- Location of Garfield, Minnesota
- Coordinates: 45°56′26″N 95°29′34″W﻿ / ﻿45.94056°N 95.49278°W
- Country: United States
- State: Minnesota
- County: Douglas

Area
- • Total: 0.81 sq mi (2.10 km^{2})
- • Land: 0.81 sq mi (2.09 km^{2})
- • Water: 0.0077 sq mi (0.02 km^{2})
- Elevation: 1,424 ft (434 m)

Population (2020)
- • Total: 349
- • Density: 433.5/sq mi (167.37/km^{2})
- Time zone: UTC-6 (Central (CST))
- • Summer (DST): UTC-5 (CDT)
- ZIP code: 56332
- Area code: 320
- FIPS code: 27-23120
- GNIS feature ID: 2394854
- Website: garfieldmn.com

= Garfield, Minnesota =

City in Minnesota, United States

Garfield is a city in Douglas County, Minnesota, United States. The population was 349 at the 2020 census.

==History==
Garfield was platted in 1882. It was named for James Garfield, 20th President of the United States.

==Geography==
According to the United States Census Bureau, the city has a total area of 0.78 sqmi, of which 0.77 sqmi is land and 0.01 sqmi is water.

==Demographics==

Historical population
| Census | Pop. | Note | %± |
| 1910 | 160 |  | — |
| 1920 | 176 |  | 10.0% |
| 1930 | 180 |  | 2.3% |
| 1940 | 203 |  | 12.8% |
| 1950 | 244 |  | 20.2% |
| 1960 | 240 |  | −1.6% |
| 1970 | 198 |  | −17.5% |
| 1980 | 284 |  | 43.4% |
| 1990 | 203 |  | −28.5% |
| 2000 | 281 |  | 38.4% |
| 2010 | 354 |  | 26.0% |
| 2020 | 349 |  | −1.4% |
U.S. Decennial Census 2020 Census

===2010 census===
As of the census of 2010, there were 354 people, 142 households, and 94 families living in the city. The population density was 459.7 PD/sqmi. There were 158 housing units at an average density of 205.2 /sqmi. The racial makeup of the city was 96.3% White, 0.3% African American, 0.3% from other races, and 3.1% from two or more races. Hispanic or Latino of any race were 0.8% of the population.

There were 142 households, of which 38.0% had children under the age of 18 living with them, 43.7% were married couples living together, 12.7% had a female householder with no husband present, 9.9% had a male householder with no wife present, and 33.8% were non-families. 25.4% of all households were made up of individuals, and 9.1% had someone living alone who was 65 years of age or older. The average household size was 2.49 and the average family size was 2.95.

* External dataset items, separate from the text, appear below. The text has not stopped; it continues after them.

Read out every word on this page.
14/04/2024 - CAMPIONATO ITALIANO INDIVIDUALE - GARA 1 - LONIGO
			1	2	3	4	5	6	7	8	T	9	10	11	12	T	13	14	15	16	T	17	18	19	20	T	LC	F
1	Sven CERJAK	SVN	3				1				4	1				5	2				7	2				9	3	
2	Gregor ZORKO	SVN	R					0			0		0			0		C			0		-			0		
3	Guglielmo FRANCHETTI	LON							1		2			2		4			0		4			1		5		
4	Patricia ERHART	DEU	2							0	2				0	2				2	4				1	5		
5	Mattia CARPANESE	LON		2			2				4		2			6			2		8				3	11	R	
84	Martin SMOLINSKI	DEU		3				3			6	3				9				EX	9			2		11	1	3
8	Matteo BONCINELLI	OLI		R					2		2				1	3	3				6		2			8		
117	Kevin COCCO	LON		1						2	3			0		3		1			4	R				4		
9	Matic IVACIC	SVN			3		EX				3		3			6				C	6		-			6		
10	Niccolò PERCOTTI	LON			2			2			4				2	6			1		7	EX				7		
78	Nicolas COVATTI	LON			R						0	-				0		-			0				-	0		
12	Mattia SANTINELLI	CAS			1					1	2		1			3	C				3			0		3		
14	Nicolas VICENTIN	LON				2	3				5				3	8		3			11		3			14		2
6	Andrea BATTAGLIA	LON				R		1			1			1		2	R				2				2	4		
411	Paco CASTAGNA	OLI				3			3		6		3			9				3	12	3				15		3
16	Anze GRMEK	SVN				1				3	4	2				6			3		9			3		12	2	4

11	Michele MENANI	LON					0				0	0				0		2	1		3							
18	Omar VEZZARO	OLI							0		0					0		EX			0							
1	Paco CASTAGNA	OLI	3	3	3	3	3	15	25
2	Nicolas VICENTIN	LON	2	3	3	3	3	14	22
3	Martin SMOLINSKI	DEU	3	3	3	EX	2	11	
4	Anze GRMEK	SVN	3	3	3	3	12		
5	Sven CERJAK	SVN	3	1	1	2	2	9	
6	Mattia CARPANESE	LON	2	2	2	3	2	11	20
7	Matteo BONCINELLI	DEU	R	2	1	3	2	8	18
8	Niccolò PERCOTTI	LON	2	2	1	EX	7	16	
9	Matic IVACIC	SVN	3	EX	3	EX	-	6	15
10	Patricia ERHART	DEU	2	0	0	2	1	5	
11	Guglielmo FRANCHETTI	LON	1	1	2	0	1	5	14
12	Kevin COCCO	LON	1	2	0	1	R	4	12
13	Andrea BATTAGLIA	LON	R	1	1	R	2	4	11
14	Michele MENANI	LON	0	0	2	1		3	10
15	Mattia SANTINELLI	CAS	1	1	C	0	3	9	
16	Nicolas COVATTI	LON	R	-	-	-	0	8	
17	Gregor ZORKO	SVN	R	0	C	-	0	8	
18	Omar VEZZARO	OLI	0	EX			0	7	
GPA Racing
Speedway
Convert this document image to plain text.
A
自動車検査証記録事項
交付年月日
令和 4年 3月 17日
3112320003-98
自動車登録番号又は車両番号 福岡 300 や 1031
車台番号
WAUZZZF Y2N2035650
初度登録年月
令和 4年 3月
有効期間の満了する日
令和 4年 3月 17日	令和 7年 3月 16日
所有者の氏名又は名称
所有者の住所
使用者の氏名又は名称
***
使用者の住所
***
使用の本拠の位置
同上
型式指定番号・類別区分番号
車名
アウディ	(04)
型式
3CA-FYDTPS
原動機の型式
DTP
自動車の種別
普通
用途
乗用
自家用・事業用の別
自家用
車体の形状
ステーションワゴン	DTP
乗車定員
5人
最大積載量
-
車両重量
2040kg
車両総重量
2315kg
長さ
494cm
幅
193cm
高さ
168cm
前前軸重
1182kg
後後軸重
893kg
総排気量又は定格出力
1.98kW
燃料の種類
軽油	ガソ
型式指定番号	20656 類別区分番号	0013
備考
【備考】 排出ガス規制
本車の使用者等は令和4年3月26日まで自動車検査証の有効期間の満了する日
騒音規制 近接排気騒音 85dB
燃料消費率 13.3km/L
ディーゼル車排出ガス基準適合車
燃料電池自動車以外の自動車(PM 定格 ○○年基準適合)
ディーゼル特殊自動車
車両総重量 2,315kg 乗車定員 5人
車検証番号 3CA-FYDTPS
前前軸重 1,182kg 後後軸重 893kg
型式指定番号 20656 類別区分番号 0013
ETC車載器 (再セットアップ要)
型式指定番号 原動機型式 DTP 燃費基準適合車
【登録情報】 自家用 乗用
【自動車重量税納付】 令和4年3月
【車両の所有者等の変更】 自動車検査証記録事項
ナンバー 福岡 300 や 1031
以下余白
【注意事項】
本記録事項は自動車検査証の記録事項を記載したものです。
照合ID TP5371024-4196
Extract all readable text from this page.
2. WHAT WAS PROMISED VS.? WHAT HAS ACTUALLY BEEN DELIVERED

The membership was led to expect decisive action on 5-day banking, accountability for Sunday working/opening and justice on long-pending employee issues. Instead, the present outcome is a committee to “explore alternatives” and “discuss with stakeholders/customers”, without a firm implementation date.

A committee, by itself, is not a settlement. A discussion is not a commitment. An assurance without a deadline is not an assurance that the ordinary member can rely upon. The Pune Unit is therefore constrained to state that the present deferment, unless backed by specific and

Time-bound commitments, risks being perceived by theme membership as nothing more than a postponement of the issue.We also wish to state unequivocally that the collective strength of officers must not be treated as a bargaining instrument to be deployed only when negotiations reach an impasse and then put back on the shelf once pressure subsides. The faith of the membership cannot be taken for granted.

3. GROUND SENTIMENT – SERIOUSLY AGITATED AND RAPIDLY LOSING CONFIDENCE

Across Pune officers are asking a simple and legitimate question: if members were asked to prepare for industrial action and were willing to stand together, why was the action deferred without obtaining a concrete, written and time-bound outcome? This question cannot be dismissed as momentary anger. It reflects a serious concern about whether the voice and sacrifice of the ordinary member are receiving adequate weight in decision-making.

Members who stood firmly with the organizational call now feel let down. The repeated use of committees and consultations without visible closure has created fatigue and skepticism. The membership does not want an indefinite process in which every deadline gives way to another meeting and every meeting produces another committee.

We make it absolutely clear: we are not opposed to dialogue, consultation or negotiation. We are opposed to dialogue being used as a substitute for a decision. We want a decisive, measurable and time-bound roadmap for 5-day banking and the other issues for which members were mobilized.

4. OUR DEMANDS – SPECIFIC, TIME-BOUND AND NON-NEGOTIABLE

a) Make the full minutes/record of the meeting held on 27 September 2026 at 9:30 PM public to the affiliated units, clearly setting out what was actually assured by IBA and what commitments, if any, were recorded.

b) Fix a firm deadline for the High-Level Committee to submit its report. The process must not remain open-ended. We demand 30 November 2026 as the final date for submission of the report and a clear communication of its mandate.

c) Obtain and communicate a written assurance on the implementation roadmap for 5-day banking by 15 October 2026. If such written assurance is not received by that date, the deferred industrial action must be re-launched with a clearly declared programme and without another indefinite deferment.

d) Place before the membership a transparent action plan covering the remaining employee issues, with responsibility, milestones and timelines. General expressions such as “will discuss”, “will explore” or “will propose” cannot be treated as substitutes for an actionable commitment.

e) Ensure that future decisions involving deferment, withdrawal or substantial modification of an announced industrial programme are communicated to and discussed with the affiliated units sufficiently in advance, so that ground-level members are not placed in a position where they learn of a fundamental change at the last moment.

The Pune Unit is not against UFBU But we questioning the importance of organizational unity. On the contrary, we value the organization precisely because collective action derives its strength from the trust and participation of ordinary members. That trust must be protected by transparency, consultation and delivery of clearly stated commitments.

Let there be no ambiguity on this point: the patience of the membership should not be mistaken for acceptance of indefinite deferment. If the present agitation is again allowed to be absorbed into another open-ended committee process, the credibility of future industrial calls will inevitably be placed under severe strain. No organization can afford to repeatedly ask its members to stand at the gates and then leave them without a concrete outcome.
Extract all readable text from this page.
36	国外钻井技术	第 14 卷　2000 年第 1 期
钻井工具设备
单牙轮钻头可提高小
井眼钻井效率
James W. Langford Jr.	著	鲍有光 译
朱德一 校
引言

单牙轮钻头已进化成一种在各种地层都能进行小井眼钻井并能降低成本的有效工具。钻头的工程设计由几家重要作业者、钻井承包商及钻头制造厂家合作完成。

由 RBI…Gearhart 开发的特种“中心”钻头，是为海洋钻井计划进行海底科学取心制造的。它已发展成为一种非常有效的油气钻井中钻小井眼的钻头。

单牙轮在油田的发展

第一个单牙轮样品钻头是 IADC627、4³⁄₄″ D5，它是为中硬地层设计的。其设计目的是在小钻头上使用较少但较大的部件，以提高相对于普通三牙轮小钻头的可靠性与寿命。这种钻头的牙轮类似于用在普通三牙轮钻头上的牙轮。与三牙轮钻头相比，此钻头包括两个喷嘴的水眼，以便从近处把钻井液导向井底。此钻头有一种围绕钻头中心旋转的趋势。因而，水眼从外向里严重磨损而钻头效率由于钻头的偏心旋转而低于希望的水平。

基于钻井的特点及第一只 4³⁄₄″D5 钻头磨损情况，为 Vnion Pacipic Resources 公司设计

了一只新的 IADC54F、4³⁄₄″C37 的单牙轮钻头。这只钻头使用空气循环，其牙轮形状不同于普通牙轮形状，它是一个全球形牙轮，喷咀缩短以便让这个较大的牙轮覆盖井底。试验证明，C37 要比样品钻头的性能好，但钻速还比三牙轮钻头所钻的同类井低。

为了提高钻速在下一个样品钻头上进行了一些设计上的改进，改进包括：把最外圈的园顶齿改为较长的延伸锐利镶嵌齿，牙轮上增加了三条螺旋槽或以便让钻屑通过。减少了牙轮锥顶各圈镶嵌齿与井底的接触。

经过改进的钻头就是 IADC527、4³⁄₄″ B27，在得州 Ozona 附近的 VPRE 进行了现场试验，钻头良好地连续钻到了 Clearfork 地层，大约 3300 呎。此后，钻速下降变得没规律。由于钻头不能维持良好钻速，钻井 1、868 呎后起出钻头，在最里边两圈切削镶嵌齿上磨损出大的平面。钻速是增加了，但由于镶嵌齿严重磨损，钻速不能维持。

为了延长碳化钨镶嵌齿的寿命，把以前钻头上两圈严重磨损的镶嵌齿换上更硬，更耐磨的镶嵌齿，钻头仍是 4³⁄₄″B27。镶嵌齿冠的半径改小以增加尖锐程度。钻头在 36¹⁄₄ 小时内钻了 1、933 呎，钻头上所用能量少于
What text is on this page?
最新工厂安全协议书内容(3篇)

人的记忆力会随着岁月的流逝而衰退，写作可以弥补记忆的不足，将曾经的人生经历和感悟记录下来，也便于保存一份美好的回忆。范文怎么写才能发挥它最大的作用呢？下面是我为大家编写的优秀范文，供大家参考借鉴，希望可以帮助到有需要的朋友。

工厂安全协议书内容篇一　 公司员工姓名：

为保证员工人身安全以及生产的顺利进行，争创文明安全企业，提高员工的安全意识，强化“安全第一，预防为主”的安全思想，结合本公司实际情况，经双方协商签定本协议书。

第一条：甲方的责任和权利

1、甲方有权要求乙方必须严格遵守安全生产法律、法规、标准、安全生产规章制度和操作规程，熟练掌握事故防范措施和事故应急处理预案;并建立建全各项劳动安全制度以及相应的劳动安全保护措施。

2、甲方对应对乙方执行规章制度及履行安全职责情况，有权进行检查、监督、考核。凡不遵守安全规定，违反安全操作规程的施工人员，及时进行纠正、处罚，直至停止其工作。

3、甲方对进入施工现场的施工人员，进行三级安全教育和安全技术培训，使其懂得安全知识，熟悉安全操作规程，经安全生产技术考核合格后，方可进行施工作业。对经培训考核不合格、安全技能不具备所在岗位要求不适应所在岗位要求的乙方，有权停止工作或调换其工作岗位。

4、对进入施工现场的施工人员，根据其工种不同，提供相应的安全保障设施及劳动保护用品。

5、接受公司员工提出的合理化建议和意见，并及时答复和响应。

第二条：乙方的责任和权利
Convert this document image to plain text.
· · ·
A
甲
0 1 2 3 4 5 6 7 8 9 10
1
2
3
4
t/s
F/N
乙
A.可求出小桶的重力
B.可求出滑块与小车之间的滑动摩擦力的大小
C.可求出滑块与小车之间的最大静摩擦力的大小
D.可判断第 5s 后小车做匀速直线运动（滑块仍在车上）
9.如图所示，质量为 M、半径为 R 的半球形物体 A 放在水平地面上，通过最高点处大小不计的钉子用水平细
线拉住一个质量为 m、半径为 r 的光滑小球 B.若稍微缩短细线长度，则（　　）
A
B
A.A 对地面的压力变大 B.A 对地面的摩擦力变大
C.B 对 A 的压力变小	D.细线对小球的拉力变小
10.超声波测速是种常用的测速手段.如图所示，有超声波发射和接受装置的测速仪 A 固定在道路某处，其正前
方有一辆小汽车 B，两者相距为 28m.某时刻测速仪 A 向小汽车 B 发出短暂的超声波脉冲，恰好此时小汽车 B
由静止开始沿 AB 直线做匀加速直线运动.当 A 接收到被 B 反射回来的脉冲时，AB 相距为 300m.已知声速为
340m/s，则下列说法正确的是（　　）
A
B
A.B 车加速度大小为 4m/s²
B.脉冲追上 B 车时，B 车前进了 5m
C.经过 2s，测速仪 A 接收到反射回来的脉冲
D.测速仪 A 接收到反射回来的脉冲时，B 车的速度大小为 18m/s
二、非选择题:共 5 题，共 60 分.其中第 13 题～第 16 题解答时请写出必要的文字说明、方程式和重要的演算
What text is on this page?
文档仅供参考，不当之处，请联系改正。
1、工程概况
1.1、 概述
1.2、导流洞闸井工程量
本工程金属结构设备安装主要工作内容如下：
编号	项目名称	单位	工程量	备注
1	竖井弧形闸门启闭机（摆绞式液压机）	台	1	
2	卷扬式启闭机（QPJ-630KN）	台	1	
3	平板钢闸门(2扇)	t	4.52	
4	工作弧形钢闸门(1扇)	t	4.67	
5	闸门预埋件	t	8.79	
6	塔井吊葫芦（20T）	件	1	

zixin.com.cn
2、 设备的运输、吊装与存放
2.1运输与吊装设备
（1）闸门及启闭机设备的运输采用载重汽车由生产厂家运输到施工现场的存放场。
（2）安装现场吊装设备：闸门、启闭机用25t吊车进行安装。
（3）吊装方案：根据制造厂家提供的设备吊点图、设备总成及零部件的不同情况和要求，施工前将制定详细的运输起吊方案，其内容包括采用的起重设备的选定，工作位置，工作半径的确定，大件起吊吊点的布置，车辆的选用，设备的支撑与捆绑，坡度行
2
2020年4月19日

The median age in the city was 33.3 years. 28.2% of residents were under the age of 18; 7.3% were between the ages of 18 and 24; 29.6% were from 25 to 44; 25.4% were from 45 to 64; and 9.3% were 65 years of age or older. The gender makeup of the city was 48.6% male and 51.4% female.

===2000 census===
As of the census of 2000, there were 281 people, 111 households, and 71 families living in the city. The population density was 364.6 PD/sqmi. There were 121 housing units at an average density of 157.0 /sqmi. The racial makeup of the city was 97.86% White, 0.71% Native American, 0.36% Asian, and 1.07% from two or more races.

There were 111 households, out of which 36.9% had children under the age of 18 living with them, 51.4% were married couples living together, 8.1% had a female householder with no husband present, and 36.0% were non-families. 32.4% of all households were made up of individuals, and 9.9% had someone living alone who was 65 years of age or older. The average household size was 2.53 and the average family size was 3.24.

In the city, the population was spread out, with 29.5% under the age of 18, 11.4% from 18 to 24, 29.5% from 25 to 44, 19.6% from 45 to 64, and 10.0% who were 65 years of age or older. The median age was 31 years. For every 100 females, there were 84.9 males. For every 100 females age 18 and over, there were 90.4 males.

The median income for a household in the city was $30,000, and the median income for a family was $35,714. Males had a median income of $27,500 versus $20,833 for females. The per capita income for the city was $12,847. About 13.5% of families and 15.6% of the population were below the poverty line, including 14.9% of those under the age of eighteen and 25.0% of those 65 or over.